Einfach weil es schon sehr lange her ist, dass RWE im Pokal so weit gekommen ist, bedeutetet der Erfolg echt viel. Auch für die Stadt und für die Fans, die jetzt in dieser schwierigen Zeit nicht ins Stadion dürfen. Das ist natürlich auch blöd für uns, weil wir uns immer vorstellen, was für eine Stimmung gewesen wäre, wenn wir vor Fans gespielt hätten. Aber der Erfolg ist für alle: Jeder kann sich freuen.

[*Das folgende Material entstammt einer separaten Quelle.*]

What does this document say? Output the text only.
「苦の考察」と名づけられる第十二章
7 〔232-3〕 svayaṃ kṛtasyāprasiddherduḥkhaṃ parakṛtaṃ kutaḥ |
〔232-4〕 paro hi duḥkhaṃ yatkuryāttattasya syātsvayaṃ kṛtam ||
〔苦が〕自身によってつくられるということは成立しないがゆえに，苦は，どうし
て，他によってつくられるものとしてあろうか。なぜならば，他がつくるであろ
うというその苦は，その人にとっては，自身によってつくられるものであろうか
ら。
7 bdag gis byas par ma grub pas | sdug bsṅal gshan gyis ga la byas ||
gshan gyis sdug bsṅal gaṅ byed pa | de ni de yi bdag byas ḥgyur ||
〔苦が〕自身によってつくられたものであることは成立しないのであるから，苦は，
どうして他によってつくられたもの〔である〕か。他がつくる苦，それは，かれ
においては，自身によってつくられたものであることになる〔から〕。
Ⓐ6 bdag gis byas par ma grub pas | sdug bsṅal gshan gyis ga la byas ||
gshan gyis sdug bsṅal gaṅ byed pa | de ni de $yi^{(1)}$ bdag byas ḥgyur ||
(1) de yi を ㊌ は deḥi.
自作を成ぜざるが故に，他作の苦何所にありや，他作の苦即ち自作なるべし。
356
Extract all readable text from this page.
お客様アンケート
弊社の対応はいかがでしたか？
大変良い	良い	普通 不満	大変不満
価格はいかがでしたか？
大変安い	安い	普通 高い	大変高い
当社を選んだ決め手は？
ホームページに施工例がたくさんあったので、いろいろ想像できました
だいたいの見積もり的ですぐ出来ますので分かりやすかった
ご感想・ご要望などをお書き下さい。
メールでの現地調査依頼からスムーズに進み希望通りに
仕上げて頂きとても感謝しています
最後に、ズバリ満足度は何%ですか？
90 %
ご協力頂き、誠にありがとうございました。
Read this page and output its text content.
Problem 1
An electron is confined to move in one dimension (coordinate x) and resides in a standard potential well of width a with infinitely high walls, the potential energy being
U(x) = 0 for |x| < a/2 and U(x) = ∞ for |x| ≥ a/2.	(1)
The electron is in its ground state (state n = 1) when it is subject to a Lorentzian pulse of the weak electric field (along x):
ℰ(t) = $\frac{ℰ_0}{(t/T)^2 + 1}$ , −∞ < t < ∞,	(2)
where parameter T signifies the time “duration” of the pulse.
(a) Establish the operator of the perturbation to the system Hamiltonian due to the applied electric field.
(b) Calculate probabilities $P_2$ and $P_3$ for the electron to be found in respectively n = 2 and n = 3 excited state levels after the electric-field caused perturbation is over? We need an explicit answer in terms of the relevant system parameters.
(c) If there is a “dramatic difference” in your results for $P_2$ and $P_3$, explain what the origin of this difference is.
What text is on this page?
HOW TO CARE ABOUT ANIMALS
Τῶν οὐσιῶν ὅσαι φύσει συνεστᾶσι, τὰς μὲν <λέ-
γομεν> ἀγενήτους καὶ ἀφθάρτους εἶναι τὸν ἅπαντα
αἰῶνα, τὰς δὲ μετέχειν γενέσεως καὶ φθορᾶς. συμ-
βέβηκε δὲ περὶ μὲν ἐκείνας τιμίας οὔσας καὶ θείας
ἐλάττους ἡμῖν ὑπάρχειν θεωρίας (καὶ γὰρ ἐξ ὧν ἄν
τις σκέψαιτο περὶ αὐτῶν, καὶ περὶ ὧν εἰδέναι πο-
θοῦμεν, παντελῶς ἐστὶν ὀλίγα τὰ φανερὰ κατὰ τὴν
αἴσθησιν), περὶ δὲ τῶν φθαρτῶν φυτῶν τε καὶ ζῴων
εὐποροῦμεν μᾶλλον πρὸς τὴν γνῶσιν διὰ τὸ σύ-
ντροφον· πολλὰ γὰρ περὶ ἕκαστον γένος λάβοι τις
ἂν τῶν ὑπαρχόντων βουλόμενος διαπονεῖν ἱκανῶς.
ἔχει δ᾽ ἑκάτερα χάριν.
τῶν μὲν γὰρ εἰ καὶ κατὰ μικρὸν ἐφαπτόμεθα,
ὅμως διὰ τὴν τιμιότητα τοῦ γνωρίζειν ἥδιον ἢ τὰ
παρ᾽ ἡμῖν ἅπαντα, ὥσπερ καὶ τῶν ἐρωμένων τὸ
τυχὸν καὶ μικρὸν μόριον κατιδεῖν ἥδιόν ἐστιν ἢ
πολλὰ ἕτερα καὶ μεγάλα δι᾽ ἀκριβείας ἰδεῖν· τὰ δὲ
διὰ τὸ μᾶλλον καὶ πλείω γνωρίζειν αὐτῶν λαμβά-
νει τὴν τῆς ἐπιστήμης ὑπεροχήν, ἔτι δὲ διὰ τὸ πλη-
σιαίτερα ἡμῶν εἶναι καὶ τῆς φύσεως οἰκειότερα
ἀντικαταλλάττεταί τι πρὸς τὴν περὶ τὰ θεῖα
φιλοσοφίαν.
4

Außerdem ist finanziell gesehen für den Klub, vor allem im Vergleich zu größeren Klubs, die Summe immens wichtig.
RWE hängt seit der Saison 2008/09 in der vierten, teilweise sogar der fünften Liga fest, war schön öfter nahe am Aufstieg dran, was aber bisher nicht gelang. Wie sehr wünscht man sich im Verein die dritte Liga?
Wir wünschen uns das alle sehr und wir arbeiten hart daran, das ist ja kein Geheimnis. Wir wollen unbedingt aufsteigen und wir tun alles dafür. Es geht in die richtige Richtung. Wichtig ist, jetzt dranzubleiben und nicht nachzulassen. Wir haben am Wochenende ein wichtiges Spiel, was richtungsweisend ist. Der Aufstieg ist ein Traum von jedem.
Mit dem KFC Uerdingen sind Sie schon zweimal aufgestiegen, Sie kennen sich also aus. Klappt es auch bei Essen dieses Jahr? Und was können Sie dazu beitragen?
Ich bin vollkommen überzeugt davon, dass es klappen kann. Was ich beitragen kann? Ich bin ein Offensivspieler und daher trage ich am meisten durch Tore und Vorlagen bei. Das versuche ich so gut wie möglich zu machen.
Noch einmal zurück zum Pokal: Von den Teams, die in der Verlosung sind: Welchen Gegner wünschen Sie sich für die nächste Runde?
Von mir aus könnte es dieses Mal auch ein Zweitligist sein. Aber eigentlich ist es egal. Ich freue mich auf jedes Spiel, auf jeden Gegner.